Yes, electricity is an energy carrier. But so is every other fuel, by definition; that’s just physics. Fuels of any type provide potential energy that is converted to kinetic energy by a vehicle’s engine, be it an electric motor, an internal combustion engine, a steam engine, etc.
Furthermore, every practical vehicle fuel today results from upstream energy conversions that involve burning some other fuel. Gasoline, for example, is produced from crude oil in refineries that burn and pollute (obvious to anyone who has driven by a refinery); additional fuel is burned during the extraction of crude oil, during its transportation to a refinery, and during the transportation of the gasoline to a station near you. Producing ethanol from corn seeds involves burning fuel during farming, during the production and distribution of fertilizer, etc.
So, in terms of upstream energy conversions, there is no fundamental difference between electricity and gasoline – there’s just a difference of degree. As mentioned above, the difference is substantial for the current electric grid, so from this single viewpoint electricity has a MPGe advantage. But there are balancing factors.
As many have pointed out, one could avoid the issue by including estimates of upstream energy conversion losses in the definition of MPGe – i.e., defining it on a wells-to-wheels basis rather than a pump-to-wheels basis. We decided against this for several reasons.
For one thing, consumers understand pump-to-wheels measures – nobody does a wells-to-wheels calculation when they refuel. For another – from a technical viewpoint – we wanted to have an unambiguous, soundly-based, figure-of-merit that depends only on things the vehicle designer can control. This is because a main focus of the Progressive Automotive X PRIZE is to stimulate innovation in vehicles, and vehicle designers have little control over wells-to-pump efficiencies. Furthermore, upstream fuel efficiencies are ambiguous as they involve controversial and changing-in-time assumptions and predictions on which proponents of different fuels rarely agree. So, a wells-to-wheels definition of MPGe would result in arguable estimates rather than objective measured values.
Finally, we do not ignore wells-to-pump efficiencies and upstream fuel burning – these are addressed directly and indirectly by the second X PRIZE figure of merit, a cap of 200 g/mi on total wells-to-wheels greenhouse gas (GHG) emissions. Relative to gasoline vehicles, this GHG requirement is a significant disadvantage for EVs. To meet the GHG requirement, EVs will have to exceed our 100 MPGe threshold by about 20%. Critics of EVs point out that a 100 MPGe gasoline vehicle has even lower WTW GHG emissions (roughly 115 g/mi).
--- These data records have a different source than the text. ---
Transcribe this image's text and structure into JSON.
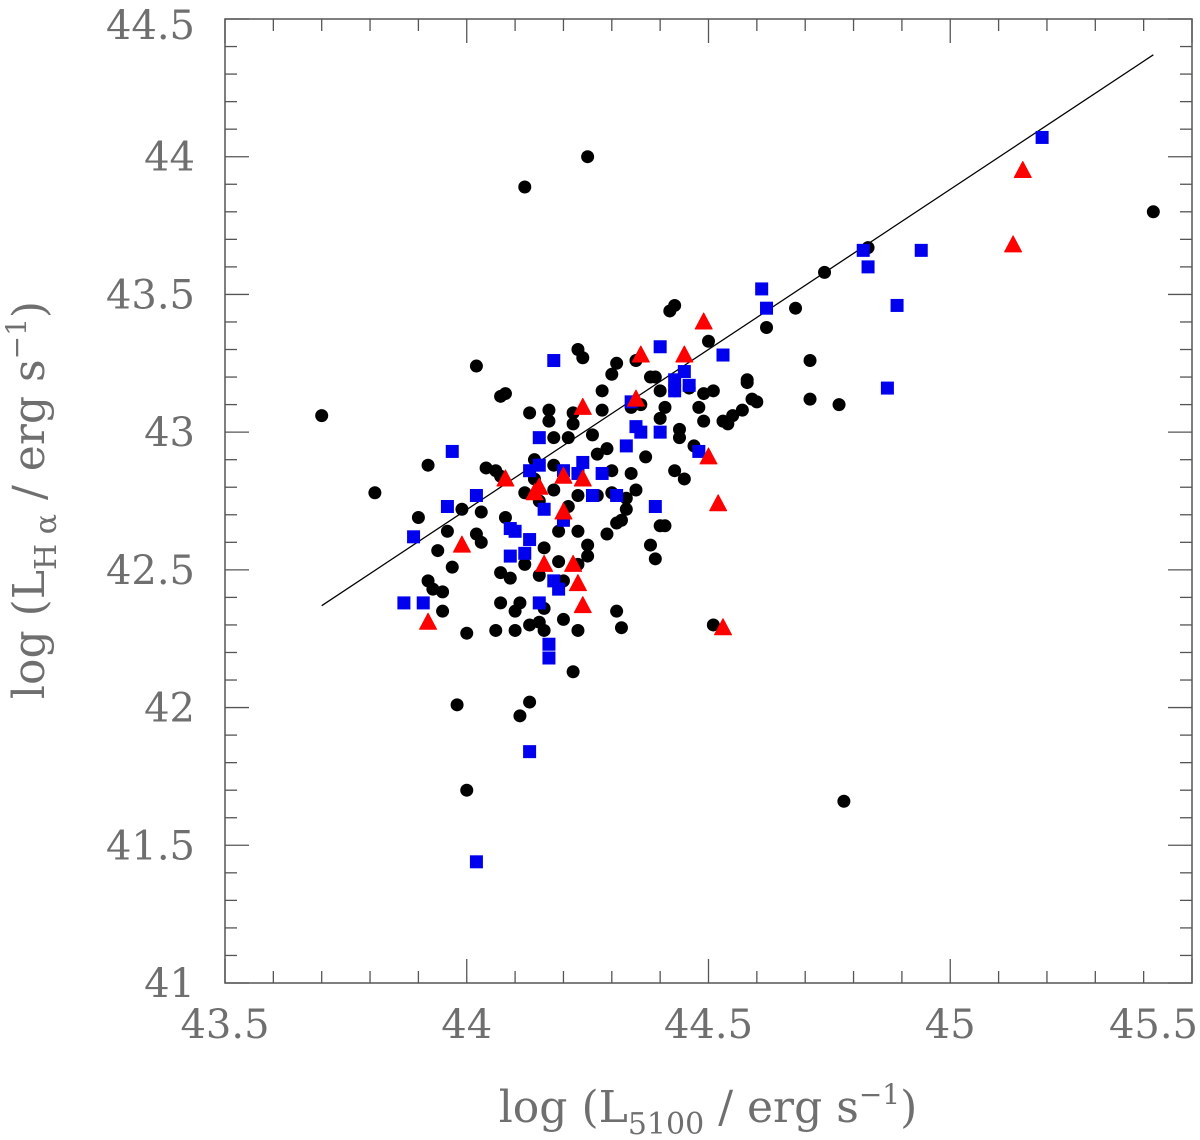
{
  "chart_data": {
    "type": "scatter",
    "title": "",
    "xlabel": {
      "prefix": "log (L",
      "sub": "5100",
      "suffix": " / erg s",
      "sup": "−1",
      "close": ")"
    },
    "ylabel": {
      "prefix": "log (L",
      "sub": "H α",
      "suffix": " / erg s",
      "sup": "−1",
      "close": ")"
    },
    "xlim": [
      43.5,
      45.5
    ],
    "ylim": [
      41,
      44.5
    ],
    "xticks": [
      43.5,
      44,
      44.5,
      45,
      45.5
    ],
    "xtick_labels": [
      "43.5",
      "44",
      "44.5",
      "45",
      "45.5"
    ],
    "yticks": [
      41,
      41.5,
      42,
      42.5,
      43,
      43.5,
      44,
      44.5
    ],
    "ytick_labels": [
      "41",
      "41.5",
      "42",
      "42.5",
      "43",
      "43.5",
      "44",
      "44.5"
    ],
    "grid": false,
    "legend": "none",
    "fit_line": {
      "x": [
        43.7,
        45.42
      ],
      "y": [
        42.37,
        44.37
      ],
      "color": "#000000"
    },
    "series": [
      {
        "marker": "circle",
        "color": "#000000",
        "points": [
          [
            43.7,
            43.06
          ],
          [
            43.81,
            42.78
          ],
          [
            43.92,
            42.88
          ],
          [
            43.93,
            42.43
          ],
          [
            43.9,
            42.69
          ],
          [
            43.95,
            42.42
          ],
          [
            43.94,
            42.57
          ],
          [
            43.96,
            42.64
          ],
          [
            43.97,
            42.51
          ],
          [
            43.92,
            42.46
          ],
          [
            43.95,
            42.35
          ],
          [
            43.99,
            42.72
          ],
          [
            44.0,
            42.27
          ],
          [
            44.02,
            43.24
          ],
          [
            44.03,
            42.6
          ],
          [
            44.03,
            42.71
          ],
          [
            44.04,
            42.87
          ],
          [
            44.02,
            42.63
          ],
          [
            43.98,
            42.01
          ],
          [
            44.0,
            41.7
          ],
          [
            44.06,
            42.86
          ],
          [
            44.07,
            42.84
          ],
          [
            44.06,
            42.28
          ],
          [
            44.07,
            42.49
          ],
          [
            44.08,
            42.69
          ],
          [
            44.08,
            43.14
          ],
          [
            44.07,
            43.13
          ],
          [
            44.07,
            42.38
          ],
          [
            44.09,
            42.47
          ],
          [
            44.1,
            42.35
          ],
          [
            44.1,
            42.28
          ],
          [
            44.12,
            42.52
          ],
          [
            44.11,
            42.38
          ],
          [
            44.12,
            43.89
          ],
          [
            44.13,
            43.07
          ],
          [
            44.12,
            42.78
          ],
          [
            44.11,
            41.97
          ],
          [
            44.13,
            42.02
          ],
          [
            44.13,
            42.3
          ],
          [
            44.15,
            42.31
          ],
          [
            44.14,
            42.9
          ],
          [
            44.14,
            42.83
          ],
          [
            44.15,
            42.75
          ],
          [
            44.15,
            42.48
          ],
          [
            44.16,
            42.36
          ],
          [
            44.16,
            42.28
          ],
          [
            44.16,
            42.58
          ],
          [
            44.17,
            43.08
          ],
          [
            44.17,
            43.04
          ],
          [
            44.18,
            42.98
          ],
          [
            44.18,
            42.88
          ],
          [
            44.18,
            42.79
          ],
          [
            44.19,
            42.64
          ],
          [
            44.19,
            42.53
          ],
          [
            44.2,
            42.46
          ],
          [
            44.2,
            42.32
          ],
          [
            44.21,
            42.73
          ],
          [
            44.21,
            42.98
          ],
          [
            44.22,
            43.07
          ],
          [
            44.22,
            43.03
          ],
          [
            44.23,
            42.85
          ],
          [
            44.23,
            42.77
          ],
          [
            44.23,
            42.64
          ],
          [
            44.23,
            42.52
          ],
          [
            44.23,
            42.28
          ],
          [
            44.22,
            42.13
          ],
          [
            44.23,
            43.3
          ],
          [
            44.24,
            43.27
          ],
          [
            44.25,
            44.0
          ],
          [
            44.25,
            42.59
          ],
          [
            44.25,
            42.55
          ],
          [
            44.26,
            42.99
          ],
          [
            44.27,
            42.92
          ],
          [
            44.27,
            42.77
          ],
          [
            44.28,
            43.15
          ],
          [
            44.28,
            43.08
          ],
          [
            44.29,
            42.94
          ],
          [
            44.29,
            42.63
          ],
          [
            44.3,
            43.21
          ],
          [
            44.3,
            42.86
          ],
          [
            44.3,
            42.78
          ],
          [
            44.31,
            43.25
          ],
          [
            44.31,
            42.67
          ],
          [
            44.31,
            42.35
          ],
          [
            44.32,
            42.29
          ],
          [
            44.32,
            42.68
          ],
          [
            44.33,
            42.76
          ],
          [
            44.33,
            42.72
          ],
          [
            44.34,
            43.09
          ],
          [
            44.34,
            42.85
          ],
          [
            44.35,
            42.79
          ],
          [
            44.35,
            43.26
          ],
          [
            44.36,
            43.1
          ],
          [
            44.37,
            42.91
          ],
          [
            44.38,
            43.2
          ],
          [
            44.38,
            42.59
          ],
          [
            44.39,
            42.54
          ],
          [
            44.39,
            43.2
          ],
          [
            44.4,
            43.15
          ],
          [
            44.4,
            42.66
          ],
          [
            44.4,
            43.05
          ],
          [
            44.41,
            42.66
          ],
          [
            44.41,
            43.09
          ],
          [
            44.42,
            43.44
          ],
          [
            44.43,
            43.46
          ],
          [
            44.43,
            43.15
          ],
          [
            44.43,
            42.86
          ],
          [
            44.44,
            43.01
          ],
          [
            44.44,
            42.98
          ],
          [
            44.45,
            42.83
          ],
          [
            44.46,
            43.16
          ],
          [
            44.47,
            42.95
          ],
          [
            44.48,
            43.09
          ],
          [
            44.49,
            43.14
          ],
          [
            44.49,
            43.04
          ],
          [
            44.5,
            43.33
          ],
          [
            44.51,
            43.15
          ],
          [
            44.51,
            42.3
          ],
          [
            44.53,
            43.04
          ],
          [
            44.54,
            43.03
          ],
          [
            44.55,
            43.06
          ],
          [
            44.57,
            43.08
          ],
          [
            44.58,
            43.19
          ],
          [
            44.58,
            43.18
          ],
          [
            44.59,
            43.12
          ],
          [
            44.6,
            43.11
          ],
          [
            44.62,
            43.38
          ],
          [
            44.68,
            43.45
          ],
          [
            44.71,
            43.12
          ],
          [
            44.71,
            43.26
          ],
          [
            44.74,
            43.58
          ],
          [
            44.77,
            43.1
          ],
          [
            44.78,
            41.66
          ],
          [
            44.83,
            43.67
          ],
          [
            45.42,
            43.8
          ]
        ]
      },
      {
        "marker": "square",
        "color": "#0000ee",
        "points": [
          [
            43.87,
            42.38
          ],
          [
            43.89,
            42.62
          ],
          [
            43.91,
            42.38
          ],
          [
            43.96,
            42.73
          ],
          [
            43.97,
            42.93
          ],
          [
            44.02,
            42.77
          ],
          [
            44.02,
            41.44
          ],
          [
            44.09,
            42.65
          ],
          [
            44.1,
            42.64
          ],
          [
            44.09,
            42.55
          ],
          [
            44.12,
            42.56
          ],
          [
            44.13,
            42.86
          ],
          [
            44.13,
            42.61
          ],
          [
            44.13,
            41.84
          ],
          [
            44.15,
            42.98
          ],
          [
            44.15,
            42.88
          ],
          [
            44.15,
            42.38
          ],
          [
            44.16,
            42.72
          ],
          [
            44.17,
            42.23
          ],
          [
            44.17,
            42.18
          ],
          [
            44.18,
            43.26
          ],
          [
            44.18,
            42.46
          ],
          [
            44.19,
            42.43
          ],
          [
            44.2,
            42.86
          ],
          [
            44.2,
            42.68
          ],
          [
            44.23,
            42.85
          ],
          [
            44.24,
            42.89
          ],
          [
            44.26,
            42.77
          ],
          [
            44.28,
            42.85
          ],
          [
            44.31,
            42.77
          ],
          [
            44.33,
            42.95
          ],
          [
            44.34,
            43.11
          ],
          [
            44.35,
            43.02
          ],
          [
            44.36,
            43.0
          ],
          [
            44.39,
            42.73
          ],
          [
            44.4,
            43.31
          ],
          [
            44.4,
            43.0
          ],
          [
            44.43,
            43.19
          ],
          [
            44.43,
            43.15
          ],
          [
            44.45,
            43.22
          ],
          [
            44.46,
            43.17
          ],
          [
            44.48,
            42.93
          ],
          [
            44.53,
            43.28
          ],
          [
            44.61,
            43.52
          ],
          [
            44.62,
            43.45
          ],
          [
            44.82,
            43.66
          ],
          [
            44.83,
            43.6
          ],
          [
            44.87,
            43.16
          ],
          [
            44.89,
            43.46
          ],
          [
            44.94,
            43.66
          ],
          [
            45.19,
            44.07
          ]
        ]
      },
      {
        "marker": "triangle",
        "color": "#ff0000",
        "points": [
          [
            43.92,
            42.31
          ],
          [
            43.99,
            42.59
          ],
          [
            44.08,
            42.83
          ],
          [
            44.14,
            42.78
          ],
          [
            44.15,
            42.8
          ],
          [
            44.16,
            42.52
          ],
          [
            44.2,
            42.71
          ],
          [
            44.2,
            42.84
          ],
          [
            44.22,
            42.52
          ],
          [
            44.23,
            42.45
          ],
          [
            44.24,
            42.37
          ],
          [
            44.24,
            43.09
          ],
          [
            44.24,
            42.83
          ],
          [
            44.35,
            43.12
          ],
          [
            44.36,
            43.28
          ],
          [
            44.45,
            43.28
          ],
          [
            44.49,
            43.4
          ],
          [
            44.5,
            42.91
          ],
          [
            44.52,
            42.74
          ],
          [
            44.53,
            42.29
          ],
          [
            45.13,
            43.68
          ],
          [
            45.15,
            43.95
          ]
        ]
      }
    ]
  }
}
However, a 3.75 mi/kWh (128 MPGe) EV running off the estimated 2014 California grid can match this (see the energy and emissions spreadsheet, described here).
While electric motors are more efficient than internal combustion engines(roughly twice as efficient), EV battery-packs are heavy (especially for longer range vehicles), which reduces overall efficiency. And EVs have a variety of other disadvantages (range, recharge time, and battery cost) that make the Mainstream Class requirements a stretch goal (including 200 mile range, production-capable at reasonable costs for 10,000 units per year).
It’s difficult to be certain how these advantages and disadvantages balance out, and EV critics may believe that EVs retain an overall advantage. On the other hand, EVs have great value in displacing petroleum (one of the our goals) - indeed, the wells-to-wheels use of petroleum by EVs is roughly 90% less than that of gasoline.